Depuis le printemps 2024, une commission d’une vingtaine de bénévoles planche sur les premiers jalons. Diagnostic du territoire, partages d’expériences, mise en lumière des aspirations : tout passe par la réflexion collective. Les premiers grands rendez-vous ont eu lieu à Bidart et Saint-Palais, en mode « esprit d’équipe ». On y a parlé alimentation, résilience, culture, jeunesse, démocratie, solidarités…
Un territoire à ciel ouvert
L’été 2024 a marqué le lancement d’une nouvelle phase, résolument tournée vers l’extérieur. Pas question de se replier sur des cercles d’initié·es parce que l’ambition est de toucher un maximum de publics, y compris celles et ceux qui ne participent jamais aux grands débats. Cela passe par des animations décentralisées, des rencontres sur les places de village ou dans les quartiers, des actions portées par des structures locales partenaires. Le territoire devient alors un vaste terrain de jeu – ou plutôt de dialogue –, où chaque parole compte, qu’elle vienne d’un·e jeune d’Ustaritz, d’un·e agriculteur·rice d’Iholdy ou d’un·e retraité·e d’Hendaye.
C’est là toute la richesse d’Iparralde 2040 : cette volonté d’« aller vers », de recueillir la parole là où elle vit, de la faire circuler, se confronter, s’enrichir. Le jeu coopératif Iparralde 2040, développé spécialement pour la démarche, incarne bien cet esprit. En effet, il permet de débattre tout en jouant, d’explorer les enjeux de demain sans tomber dans le sérieux. Il invite à formuler ses espoirs, ses peurs, ses envies pour le territoire.
La démarche s’appuie aussi sur un ensemble de ressources partagées, disponibles en ligne, pour nourrir la réflexion : cartes, données, récits, témoignages… Un véritable grenier à idées où chacun peut venir puiser pour animer une discussion, organiser un atelier ou simplement s’informer. La plateforme Iparralde 2040 devient alors un repère dans le brouillard prospectif, un lieu de rendez-vous virtuel pour qui veut contribuer.

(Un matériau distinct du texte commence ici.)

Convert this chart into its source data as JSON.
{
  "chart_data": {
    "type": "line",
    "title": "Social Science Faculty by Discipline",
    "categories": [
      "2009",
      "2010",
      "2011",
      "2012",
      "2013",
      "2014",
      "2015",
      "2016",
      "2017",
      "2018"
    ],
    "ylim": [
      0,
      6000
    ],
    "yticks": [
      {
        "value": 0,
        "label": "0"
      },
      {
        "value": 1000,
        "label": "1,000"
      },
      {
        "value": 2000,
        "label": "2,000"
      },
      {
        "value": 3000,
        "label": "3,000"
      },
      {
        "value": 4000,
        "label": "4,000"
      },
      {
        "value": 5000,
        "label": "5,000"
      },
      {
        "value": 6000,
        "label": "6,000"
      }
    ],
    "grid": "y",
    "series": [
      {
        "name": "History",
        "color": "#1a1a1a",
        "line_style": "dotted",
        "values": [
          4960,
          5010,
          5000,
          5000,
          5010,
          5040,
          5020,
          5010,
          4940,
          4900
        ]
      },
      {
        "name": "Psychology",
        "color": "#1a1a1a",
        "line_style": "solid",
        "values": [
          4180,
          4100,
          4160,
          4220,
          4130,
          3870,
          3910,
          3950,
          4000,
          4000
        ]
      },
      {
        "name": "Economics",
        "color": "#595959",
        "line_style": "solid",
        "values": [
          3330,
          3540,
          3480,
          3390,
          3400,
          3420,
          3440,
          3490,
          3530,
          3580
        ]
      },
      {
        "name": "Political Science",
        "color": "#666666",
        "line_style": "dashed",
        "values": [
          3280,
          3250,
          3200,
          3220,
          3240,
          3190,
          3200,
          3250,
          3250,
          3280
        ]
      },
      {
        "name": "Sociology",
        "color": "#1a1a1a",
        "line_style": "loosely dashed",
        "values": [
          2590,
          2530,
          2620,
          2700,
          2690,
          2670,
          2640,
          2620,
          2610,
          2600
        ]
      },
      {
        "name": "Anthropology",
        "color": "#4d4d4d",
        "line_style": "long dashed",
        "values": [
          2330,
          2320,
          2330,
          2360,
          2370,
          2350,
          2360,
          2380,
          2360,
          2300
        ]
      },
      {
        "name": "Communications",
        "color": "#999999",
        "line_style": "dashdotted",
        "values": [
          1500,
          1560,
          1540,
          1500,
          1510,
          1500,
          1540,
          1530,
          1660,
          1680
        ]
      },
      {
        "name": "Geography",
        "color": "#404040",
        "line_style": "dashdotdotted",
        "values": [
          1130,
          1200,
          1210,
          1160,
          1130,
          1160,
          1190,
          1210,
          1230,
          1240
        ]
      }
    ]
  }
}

Récolter la parole, semer l’avenir
Jusqu’à l’été 2025, les actions vont se multiplier. L’idée est de mailler le territoire dans toutes ses dimensions, géographiques, sociales, économiques. Ateliers avec des jeunes, rencontres dans des foyers ruraux, débats en milieux associatifs ou culturels : tout est bon pour que l’avenir se pense à plusieurs. Ce maillage s’appuie sur les partenaires du CDPB, mais aussi sur des structures volontaires qui acceptent d’être relais ou hôtes d’un jour.
Et chaque idée viendra nourrir la grande trame du futur commun. C’est ce tissage collectif qui donnera, en 2025, la trame d’un récit partagé. Non pas un programme politique, mais un socle de réflexion à partir duquel les institutions et les décideurs pourront bâtir des politiques publiques plus en phase avec les attentes du territoire.
L’automne 2025 marquera un temps fort avec le partage des conclusions. Tous les matériaux récoltés seront analysés, synthétisés, puis restitués aux habitant·es, aux acteur·rices, aux structures du territoire. Le but ? Que personne ne se sente dépossédé·e de ce qu'il adviendra. L’histoire commencée ensemble doit continuer à s’écrire collectivement.
Dans un monde où les fractures s’installent et les décisions se prennent parfois trop loin des réalités vécues, Iparralde 2040 propose une autre voie. Celle d’un territoire qui s’écoute, se parle, se questionne. Un territoire qui n’a pas peur de rêver, un territoire qui, face aux vents contraires, choisit de se hisser collectivement vers demain.